# How to Reverse Color Quantization?

Are there any algorithms that attempt to perform the inverse of color quantization on an image? In other words, is there a smart way to increase the bit depth of image?

The obvious answer would be to simply stretch the values of all pixels to fit the new range; however, that would leave gaps in the histogram, and the resulting image would still have the same number of different values. Are there any algorithms that, for example, take neighboring pixels into consideration in order to determine a better estimation for each pixel?

Are there any algorithms that, for example, take neighboring pixels into consideration in order to determine a better estimation for each pixel?

That would essentially be a low-pass filter.

So, yes, that exists, and is commonly used.

You can see that very nicely if you take e.g. an old computer graphics sprite, and scale it as a high-color-resolution image:

# scaled by a simple linear interpolation filter (512 px)

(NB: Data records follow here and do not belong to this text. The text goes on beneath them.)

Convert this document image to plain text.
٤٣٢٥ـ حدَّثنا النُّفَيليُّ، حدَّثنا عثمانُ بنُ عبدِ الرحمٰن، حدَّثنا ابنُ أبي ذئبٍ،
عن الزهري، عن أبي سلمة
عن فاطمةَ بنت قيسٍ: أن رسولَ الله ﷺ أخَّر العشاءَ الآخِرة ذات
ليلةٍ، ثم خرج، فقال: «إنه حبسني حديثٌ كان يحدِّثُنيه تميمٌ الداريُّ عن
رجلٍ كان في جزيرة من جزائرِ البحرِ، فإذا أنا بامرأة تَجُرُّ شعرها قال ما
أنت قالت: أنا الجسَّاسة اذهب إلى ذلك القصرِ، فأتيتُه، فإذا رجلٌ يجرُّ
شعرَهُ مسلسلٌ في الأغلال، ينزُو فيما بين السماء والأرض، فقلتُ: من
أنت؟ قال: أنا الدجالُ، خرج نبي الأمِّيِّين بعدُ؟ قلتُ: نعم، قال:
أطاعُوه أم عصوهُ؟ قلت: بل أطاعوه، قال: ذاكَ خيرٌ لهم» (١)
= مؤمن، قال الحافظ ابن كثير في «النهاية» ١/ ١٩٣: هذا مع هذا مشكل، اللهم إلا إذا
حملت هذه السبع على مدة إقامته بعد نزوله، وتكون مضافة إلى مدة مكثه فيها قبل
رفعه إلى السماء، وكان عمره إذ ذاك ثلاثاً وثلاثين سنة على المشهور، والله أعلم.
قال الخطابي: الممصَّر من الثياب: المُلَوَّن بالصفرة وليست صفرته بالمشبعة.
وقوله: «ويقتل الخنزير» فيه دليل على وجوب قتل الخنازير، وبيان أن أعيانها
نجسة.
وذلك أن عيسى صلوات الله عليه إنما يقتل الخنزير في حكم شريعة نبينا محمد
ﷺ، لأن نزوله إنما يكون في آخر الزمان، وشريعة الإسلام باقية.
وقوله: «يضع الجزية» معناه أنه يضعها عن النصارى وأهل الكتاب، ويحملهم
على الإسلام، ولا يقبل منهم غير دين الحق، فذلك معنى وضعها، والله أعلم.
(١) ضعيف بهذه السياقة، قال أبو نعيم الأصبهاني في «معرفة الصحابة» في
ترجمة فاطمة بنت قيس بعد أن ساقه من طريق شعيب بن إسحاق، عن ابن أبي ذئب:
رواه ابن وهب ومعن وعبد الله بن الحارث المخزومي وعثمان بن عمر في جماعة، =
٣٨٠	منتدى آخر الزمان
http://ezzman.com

While the simply scaled image has as much discrete colors as the original, the linearly interpolated one has a lot more colors, and the histogram looks much more "continuous".

But:

There's no free lunch, usually. You can't just add color information back! (not being able to add back lost info is one of the fundamental truths of Information Theory, by the way). You have to sacrifice spatial resolution. Essentially, it's the same math that underlies Heisenberg's Uncertainty Principle. You can either have perfect info state of something (the color of a pixel, the impulse of a electron), or its position (sharp edges in an image, knowledge of the position of an electron). See this example:

# filtered to achieve a much more continuous color histogram, with a radius of 10px taking into consideration

• I am thinking of an operation in which, ideally, quantizing the recovered image would result on the same input image again. I think this may not be the case for every low-pass filter. Maybe we could achieve that by choosing a filter that ensures that pixels on the recovered image won't have their values changed by more than half of the quantization step? Commented Jun 21, 2017 at 16:37
• That perfect reconstruction is – by the very definition of what quantization is – impossible. Basically, a color space has the same cardinality as a power of the Real Numbers, whereas any quantized space is by definition countably finite, so almost all input values cannot be represented, or, corrolarily, infinitely many input values map to one quantized value.Hence,your reconstruction is always going to be an approximation;your job is to find one that has the minimum deviation from the original,but you'll need to find a measure for "deviation" first to even get started.Can't do that for you! Commented Jun 22, 2017 at 8:08
• The low pass filter I chose works well as illustration for the very type of imagery I mentioned – look at the noisy, speckled photo: It could have used a bit of low-pass filtering in the first place, so that the reduction in spatial exactness due to the lpf after quantization isn't really all that bad. I wanted to illustrate that it's your problem to first define in what mathematically measurable way you want your reconstruction to be as good as possible, and then things get easier. Problem is that we don't know what you need and hence can't even give you pointers to an appropriate measure Commented Jun 22, 2017 at 8:12

I'd suggest using a more sophisticated spatial filter - i.e. bilateral filter, to minimize the damage to the boundaries.

Probably better than a plain low pass filter:

https://github.com/kornelski/undither

I couldn't get it work for the example picture from the accepted answer, but the example pictures from its website look promising.